Ora, dizendo que o Corpo de Cristo se acha na hóstia e no cálice a modo de substância, óbvio que ele não se localiza nem nesta nem naquela hóstia, como não se localiza em partes determinadas da hóstia. Cristo está todo em cada partícula consagrada, e está completamente num fragmento separada da Hóstia, do mesmo modo que a substância de pão estava, antes da consagração, totalmente na obreia de trigo e em qualquer minúsculo fragmento dela. De igual maneira estará na hóstia que se consagra na Ásia e na que se consagra na América, assim como a substância do pão na Ásia e na África é a mesmíssima (3).

Concluindo: no Céu, Jesus está localmente, com sua Humanidade Santa; na Eucaristia, está sacramentalmente (do modo próprio a este Sacramento) com esta mesma Humanidade. E o “modo próprio” deste Sacramento é o modo de substância.
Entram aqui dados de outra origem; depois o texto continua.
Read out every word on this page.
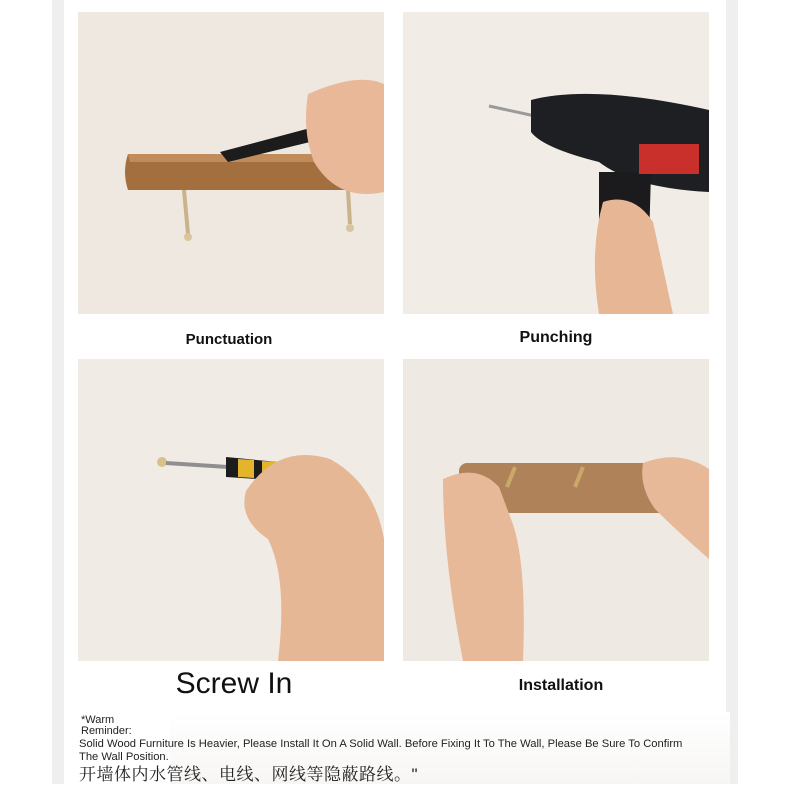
Punctuation	Punching
Screw In	Installation
*Warm
Reminder:
Solid Wood Furniture Is Heavier, Please Install It On A Solid Wall. Before Fixing It To The Wall, Please Be Sure To Confirm The Wall Position.
开墙体内水管线、电线、网线等隐蔽路线。"
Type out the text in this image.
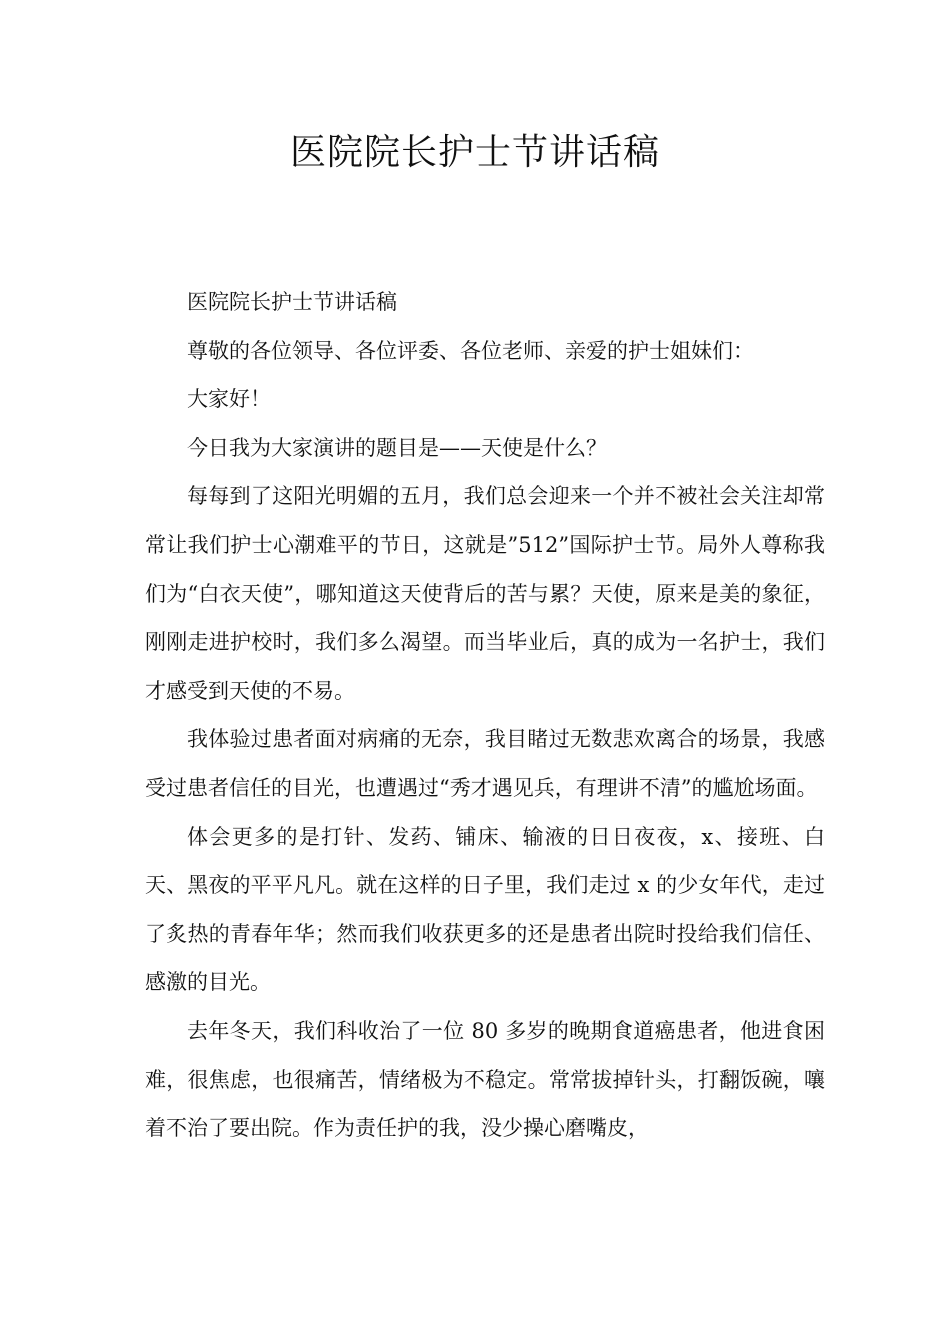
医院院长护士节讲话稿

医院院长护士节讲话稿

尊敬的各位领导、各位评委、各位老师、亲爱的护士姐妹们：

大家好！

今日我为大家演讲的题目是——天使是什么？

每每到了这阳光明媚的五月，我们总会迎来一个并不被社会关注却常常让我们护士心潮难平的节日，这就是”512”国际护士节。局外人尊称我们为“白衣天使”，哪知道这天使背后的苦与累？天使，原来是美的象征，刚刚走进护校时，我们多么渴望。而当毕业后，真的成为一名护士，我们才感受到天使的不易。

我体验过患者面对病痛的无奈，我目睹过无数悲欢离合的场景，我感受过患者信任的目光，也遭遇过“秀才遇见兵，有理讲不清”的尴尬场面。

体会更多的是打针、发药、铺床、输液的日日夜夜，x、接班、白天、黑夜的平平凡凡。就在这样的日子里，我们走过 x 的少女年代，走过了炙热的青春年华；然而我们收获更多的还是患者出院时投给我们信任、感激的目光。

去年冬天，我们科收治了一位 80 多岁的晚期食道癌患者，他进食困难，很焦虑，也很痛苦，情绪极为不稳定。常常拔掉针头，打翻饭碗，嚷着不治了要出院。作为责任护的我，没少操心磨嘴皮，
Estando na Eucaristia a modo de substância, está Jesus aí de modo imaterial, portanto sem as dimensões extensivas de Seu Corpo?
Cristo não está no Sacramento sem as dimensões extensivas de Seu Corpo. Está aí com todas elas, com seu tamanho natural, com a integridade de seus membros humanos, com a própria matéria de Seu Corpo. Somente, por um milagre inaudito, estas dimensões extensivas de Cristo, seus membros, etc., estão aí presentes a modo de substância, isto é, pelo mesmo modo que a substância do pão estava nEle antes de consagrado, portanto, sem ocupar lugar, sem relação de distâncias, sem estender partes quantitativas e circunscrevê-las a extensões determinadas — que este é o modo de estar das substâncias.

Como se vê, é modo extraordinário, maravilhoso, de que não há outro exemplo no mundo criado. Mas, quem ousaria negar a Deus Nosso Senhor poder para tanto?



Se Cristo está na hóstia a modo de substância, e a substância em si é incorruptível, que dizer da Presença Real quando a hóstia se deteriora?

A presença de Cristo na hóstia se dá a modo de substância e tal presença se condiciona aos acidentes de pão e vinho cuja substância foi maravilhosamente convertida em Seu Corpo e Sangue. As espécies sagradas são sinal e condição de Sua presença. Por isto, quando as espécies se alteram de maneira que, se não transubstanciadas, haveria de cessar nelas a substância de pão e vinho, então cessa de estar presente sob elas o Corpo e o Sangue de Cristo.

Muito lógica esta doutrina. Pois a substância do pão e do vinho não foi substituída, e sim convertida, transubstanciada; de substância de pão e vinho passou a ser substância do Corpo e do Sangue de Cristo sob os mesmos acidentes. Logo, estes que antes condicionavam externamente a presença da substância do pão e lhe serviam de sinal, condicionam agora e assinalam a presença da substância do Corpo de Nosso Senhor.

Noutras palavras: os acidentes da hóstia exercem para com a substância do Corpo de Cristo a mesma função que exerciam para com a substância do pão antes de consagrado. A substância do pão só existia onde eles existiam incorruptos. Assim também, a substância do Corpo de Cristo só subsistirá sob eles enquanto eles subsistirem.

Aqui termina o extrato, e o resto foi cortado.